This site contains news, updates and resources from the Social Power and Mental Health steering group. Established with the support of CRASSH, the group was formed to organise a conference aimed at fostering better dialogue between researchers and those with lived experience of mental health challenges (as well as challenging these categories themselves).
Due to the Covid-19 global pandemic, our conference has been postponed until 2021. In the meantime, the group is using this website to host a range of different outputs, events and resources on the topics of our conference.
Social Power and Mental Health: Evolving Research Through Lived Experience — A Conference
This conference seeks to create dialogue between two forms of expertise. It will bring together people with lived experience of mental health challenges and researchers, with the aim of starting conversations between these two groups of experts. We also recognise that many people belong in both groups.
Our theme is the link between social power and mental health. Disempowered social groups are at an increased risk of mental health issues. They are more likely to face difficult economic, social and environmental conditions. Gender, ethnicity, sexuality, disabilities and social class intersect with these. What are the latest research findings on these topics? How do they compare with lived experiences? When might research worsen mental health challenges? What kinds of methods can produce empowerment?
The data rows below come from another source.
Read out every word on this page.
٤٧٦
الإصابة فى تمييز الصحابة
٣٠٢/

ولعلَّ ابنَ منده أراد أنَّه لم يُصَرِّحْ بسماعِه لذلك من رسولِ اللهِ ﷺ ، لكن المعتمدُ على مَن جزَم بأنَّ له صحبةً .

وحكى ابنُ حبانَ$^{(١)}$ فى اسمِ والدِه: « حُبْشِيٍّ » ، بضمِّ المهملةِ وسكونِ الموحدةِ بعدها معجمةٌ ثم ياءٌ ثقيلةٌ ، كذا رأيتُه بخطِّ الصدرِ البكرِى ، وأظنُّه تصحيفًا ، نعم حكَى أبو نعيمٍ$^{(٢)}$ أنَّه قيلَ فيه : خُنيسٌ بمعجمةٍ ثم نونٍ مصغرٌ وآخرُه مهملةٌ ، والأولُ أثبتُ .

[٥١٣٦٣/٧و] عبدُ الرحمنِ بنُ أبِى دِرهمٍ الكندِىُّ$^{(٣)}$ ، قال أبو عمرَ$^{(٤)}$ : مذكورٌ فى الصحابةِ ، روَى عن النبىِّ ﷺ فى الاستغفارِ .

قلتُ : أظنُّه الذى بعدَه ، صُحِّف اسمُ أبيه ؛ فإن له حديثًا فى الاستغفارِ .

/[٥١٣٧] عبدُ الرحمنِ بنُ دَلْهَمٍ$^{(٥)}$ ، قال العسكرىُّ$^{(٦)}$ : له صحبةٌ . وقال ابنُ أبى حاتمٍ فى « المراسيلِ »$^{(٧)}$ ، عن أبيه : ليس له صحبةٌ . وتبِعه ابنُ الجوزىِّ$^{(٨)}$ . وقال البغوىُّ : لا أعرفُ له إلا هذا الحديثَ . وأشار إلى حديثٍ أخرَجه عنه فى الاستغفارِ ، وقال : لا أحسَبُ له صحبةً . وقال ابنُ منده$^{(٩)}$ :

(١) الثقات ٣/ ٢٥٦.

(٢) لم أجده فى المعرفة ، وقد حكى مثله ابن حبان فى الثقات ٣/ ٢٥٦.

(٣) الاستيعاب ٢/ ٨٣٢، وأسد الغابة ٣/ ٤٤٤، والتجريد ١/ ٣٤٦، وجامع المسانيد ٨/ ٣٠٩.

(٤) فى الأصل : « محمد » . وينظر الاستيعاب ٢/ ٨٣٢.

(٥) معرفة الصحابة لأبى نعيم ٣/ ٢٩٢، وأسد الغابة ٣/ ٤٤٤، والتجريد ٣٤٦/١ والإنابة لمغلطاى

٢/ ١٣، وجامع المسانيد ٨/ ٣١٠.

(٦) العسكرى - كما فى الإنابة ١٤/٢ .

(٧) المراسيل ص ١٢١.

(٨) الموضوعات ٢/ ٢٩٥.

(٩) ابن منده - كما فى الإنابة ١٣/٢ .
We will also reflect on the social context of mental health, power and inequality. While mental wellbeing is now being discussed widely, stigma remains significant. And people who are already disempowered are much more likely to be labelled ‘mentally ill’. How does stigma link to social power? What is the role of psychiatric services and the welfare state? How are power inequalities reinforced, and how can we challenge them? How do we work towards a future where everyone can openly share their lived experiences, be valued for their contribution and appropriately supported in their endeavours?
The conference has been designed with people who have used psychiatric services in Cambridgeshire. Our speakers include social scientists, psychiatrists, psychologists and service users/survivors. Throughout there will be group discussions with local people who have experience of mental health challenges.
Our intent is for people with lived experience to take the lead as we explore the many intersections between mental health and social power. The conference aims to place research expertise and the expertise of experience on an equal footing. We want to work together to find gaps in knowledge, and then outline a future research agenda to address these. How can we challenge power inequalities in, and through, research? And how can we evolve research by valuing lived experience?